Eine Trennung oder Scheidung ist nicht selten der Grund für Wohnungslosigkeit. Häufig kommen der Verlust des Arbeitsplatzes und Schulden hinzu, psychische Erkrankungen und Suchtproblematiken erschweren die Lage. Bezahlbaren Wohnraum in Frankfurt zu finden, ist ein Kunststück, das den wenigsten gelingt, denn Sozialwohnungen sind Mangelware in der Bankenstadt. "Wie soll ich Arbeit finden, wenn ich nicht mal eine Adresse angeben kann? Und wie eine Wohnung ohne Arbeit?", sagt Helen. Ja, sicher, im Weser5 kann man eine Postadresse bekommen, rund 800 Menschen nehmen derzeit diesen Service in Anspruch. Aber eine "gute" Adresse ist das nicht.

NICHT RESIGNIEREN

Helen ist in Begleitung ihres erwachsenen Sohnes, der seit einem Unfall behindert ist - seit drei Monaten überlebt er gemeinsam mit seiner Mutter auf der Straße. "Ich kann ihm keine Wohnung bieten, das ist furchtbar. Er ist sensibel, er verkraftet dieses Leben nicht", sagt Helen, die nicht resignieren will, die kämpft.

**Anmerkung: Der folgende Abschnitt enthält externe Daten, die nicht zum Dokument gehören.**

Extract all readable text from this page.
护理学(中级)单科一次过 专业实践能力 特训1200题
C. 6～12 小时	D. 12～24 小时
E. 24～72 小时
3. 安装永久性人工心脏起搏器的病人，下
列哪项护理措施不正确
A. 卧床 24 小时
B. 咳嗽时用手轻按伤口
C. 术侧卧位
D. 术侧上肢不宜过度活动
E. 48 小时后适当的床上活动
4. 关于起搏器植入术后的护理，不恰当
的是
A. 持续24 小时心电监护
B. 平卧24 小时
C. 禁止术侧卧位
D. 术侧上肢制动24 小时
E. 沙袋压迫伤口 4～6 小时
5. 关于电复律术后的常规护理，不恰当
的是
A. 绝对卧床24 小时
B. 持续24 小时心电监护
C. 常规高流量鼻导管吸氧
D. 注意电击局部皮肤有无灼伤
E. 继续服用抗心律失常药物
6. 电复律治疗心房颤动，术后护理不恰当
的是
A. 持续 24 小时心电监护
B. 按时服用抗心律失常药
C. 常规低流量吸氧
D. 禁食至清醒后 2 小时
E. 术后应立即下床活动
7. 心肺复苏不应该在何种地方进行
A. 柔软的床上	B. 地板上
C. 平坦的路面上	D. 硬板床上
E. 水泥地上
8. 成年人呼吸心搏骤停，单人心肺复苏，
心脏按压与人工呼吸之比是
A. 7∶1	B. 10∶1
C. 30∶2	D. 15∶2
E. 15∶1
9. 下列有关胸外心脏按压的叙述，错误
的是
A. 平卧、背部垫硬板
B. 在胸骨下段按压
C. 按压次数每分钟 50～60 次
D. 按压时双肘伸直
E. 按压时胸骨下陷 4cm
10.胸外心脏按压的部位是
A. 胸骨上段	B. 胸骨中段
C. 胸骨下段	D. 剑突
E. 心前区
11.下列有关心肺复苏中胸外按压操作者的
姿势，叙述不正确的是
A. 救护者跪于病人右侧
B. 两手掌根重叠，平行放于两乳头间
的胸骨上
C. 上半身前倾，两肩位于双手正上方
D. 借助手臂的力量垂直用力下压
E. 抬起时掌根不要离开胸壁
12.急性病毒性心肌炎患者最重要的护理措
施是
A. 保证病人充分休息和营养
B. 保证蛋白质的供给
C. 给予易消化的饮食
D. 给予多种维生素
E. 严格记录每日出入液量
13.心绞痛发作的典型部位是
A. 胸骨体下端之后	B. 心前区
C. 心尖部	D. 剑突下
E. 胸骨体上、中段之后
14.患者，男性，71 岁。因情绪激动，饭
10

Neben Helen sitzt ein anderer junger Mann - Johnny heißt er, Ende 20 sei er, er lächelt - die beiden scherzen ein bisschen miteinander. Man kennt sich im Weser5. Johnny streicht sich immer wieder die schulterlangen Haare aus dem Gesicht, der schlaksige Körper steckt in einer etwas zu großen braunen Hose, farblich passend dazu trägt er ein geringeltes Polohemd. "Mir ist ganz wichtig, dass ich hier duschen kann", sagt er. Der Gang zum Weser5 gibt seinem Tag Struktur. Auch wenn die Männerduschen wenig Privatsphäre bieten, der Wasserdampf den Blick in den Spiegel erschwert und Johnny seine Wertsachen selbst unterm Wasserstrahl ständig im Auge behalten muss - alles ist besser, als ungepflegt zu sein. Nachts schläft er in einem Lagerraum, in dem er sich tagsüber nicht aufhalten darf. Was hat er heute noch vor? "Pappbecher", sagt er. Seinen Stammplatz in der Frankfurter Innenstadt will er nicht preisgeben. Wie es ihm geht? Viel besser als noch am Anfang seiner Wohnungslosigkeit, in die ihn finanzielle Probleme getrieben haben. Da hatte er noch nicht den Lagerraum, noch nicht den Tagestreff. So gesehen, sagt er, "kann man doch froh sein, wenn man ein gewisses Niveau erreicht hat."

Katja Gußmann


HINTERGRUND

LEBENSVERHÄLTNISSE VERBESSERN

Der Tagestreff Weser5 in Frankfurt ist eine von 41 Tagesaufenthaltsstätten mit Fachberatungsstelle, die der Landeswohlfahrtsverband Hessen zu annähernd hundert Prozent finanziert. In die Wohnungslosenhilfe sind 2016 10,47 Millionen Euro geflossen, davon entfallen mehr als 2,26 Millionen Euro allein auf Angebote in Frankfurt. Zum Standort Weserstraße der Diakonie, den der LWV jährlich mit knapp 825.000 Euro unterstützt, zählen neben dem Tagestreff und der Fachberatungsstelle auch Notübernachtungsplätze und ein Übergangswohnheim. Neu hinzugekommen ist die aufsuchende Sozialarbeit am Frankfurter Flughafen, die der LWV bezuschusst, da sie für viele Menschen den Weg zur Beratung und zu professioneller Unterstützung ebnet und ihre Lebenssituation so verbessern kann.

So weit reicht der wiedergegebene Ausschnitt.